Petr Davydtchenko, “Language of catastrophe” (2022)

1. Le corps humain transformé en bétail par Nidia Aranha

 

Dans une salle aseptisée aux néons d’une blancheur aveuglante, l’artiste Nidia Aranha se dévoile à quatre pattes sur le carrelage blanc, l’air éreinté et le souffle court. Son corps est connecté par la poitrine à un système de traite d’élevage bovin, qui lui pompe le lait directement depuis ses seins. Chaque respiration, à l’unisson avec l’impressionnant robot de traite, semble être une souffrance pour celle qui fait littéralement “corps” avec la machine. Jouant sur la frontière fine entre animalité et humanité, la jeune Brésilienne livre une performance forte dont la captation vidéo est projetée au festival, explorant la surexploitation capitaliste et patriarcale des corps – tout en rappelant les réalités dérangeantes des conditions d’élevage intensif des animaux. Son statut de femme transgenre ajoute un prisme de lecture à l’œuvre, interrogeant la fascination et la déshumanisation des personnes non-cisgenres et leur exploitation sexuelle alors que son souffle laborieux et son expression faciale suscitent la compassion du spectateur.
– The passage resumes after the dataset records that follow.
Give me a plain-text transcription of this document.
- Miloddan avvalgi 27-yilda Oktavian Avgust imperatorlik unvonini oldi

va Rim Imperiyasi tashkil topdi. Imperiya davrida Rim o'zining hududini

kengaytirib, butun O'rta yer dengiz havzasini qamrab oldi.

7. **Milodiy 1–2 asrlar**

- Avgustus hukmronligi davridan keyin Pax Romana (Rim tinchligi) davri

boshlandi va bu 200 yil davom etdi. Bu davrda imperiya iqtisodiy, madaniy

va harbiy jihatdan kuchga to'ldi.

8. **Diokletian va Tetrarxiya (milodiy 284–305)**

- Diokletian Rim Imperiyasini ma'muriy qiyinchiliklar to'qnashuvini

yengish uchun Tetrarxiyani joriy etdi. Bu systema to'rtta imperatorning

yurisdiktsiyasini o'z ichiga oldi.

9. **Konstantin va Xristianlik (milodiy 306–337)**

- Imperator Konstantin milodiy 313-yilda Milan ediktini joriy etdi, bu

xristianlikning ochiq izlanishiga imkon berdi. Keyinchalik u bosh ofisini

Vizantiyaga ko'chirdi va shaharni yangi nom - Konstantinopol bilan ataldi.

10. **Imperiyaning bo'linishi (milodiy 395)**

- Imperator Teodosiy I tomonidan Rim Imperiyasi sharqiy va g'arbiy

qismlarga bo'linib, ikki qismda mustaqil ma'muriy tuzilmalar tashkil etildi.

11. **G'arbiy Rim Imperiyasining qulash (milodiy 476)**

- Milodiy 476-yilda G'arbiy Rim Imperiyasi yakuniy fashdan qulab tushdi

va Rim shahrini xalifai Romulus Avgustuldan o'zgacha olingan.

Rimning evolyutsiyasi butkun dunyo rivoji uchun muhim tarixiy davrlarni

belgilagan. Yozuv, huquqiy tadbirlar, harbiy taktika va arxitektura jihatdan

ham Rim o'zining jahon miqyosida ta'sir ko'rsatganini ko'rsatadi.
2. Le rituel sataniste de Joseph Häxan

 

Puisant dans l’imaginaire des rites païens et l’occultisme, Joseph Häxan présente lors de l’opyum festival une vidéo inspirée du film Witchcraft through the Ages (1922), du Danois Benjamin Christensen. Ce long-métrage culte horrifique réalisé il y a cent ans, qui retrace l’histoire visuelle de l’occultisme en sept chapitres depuis l’Antiquité, est considéré comme l’un des premier du genre. Dans l’œuvre The Black Rite (2022) de l’artiste australien âgé de 27 ans, filmée en pleine nuit, une pluie de météorites annonce la fin du monde. Au contact du feu destructeur (ou salvateur?), une foule de corps nus semble émerger des arbres, comme réveillés par l’appel de l’apocalypse. Entre torsions de leurs bustes et gestes frénétiques, ces âmes possédées dansent autour des flammes. Entre sabbat et rituel sataniste, cette scène nocturne aborde la question de la bestialité primitive, et l’idée d’un retour à l’état de nature, mêlant sensualité et violence.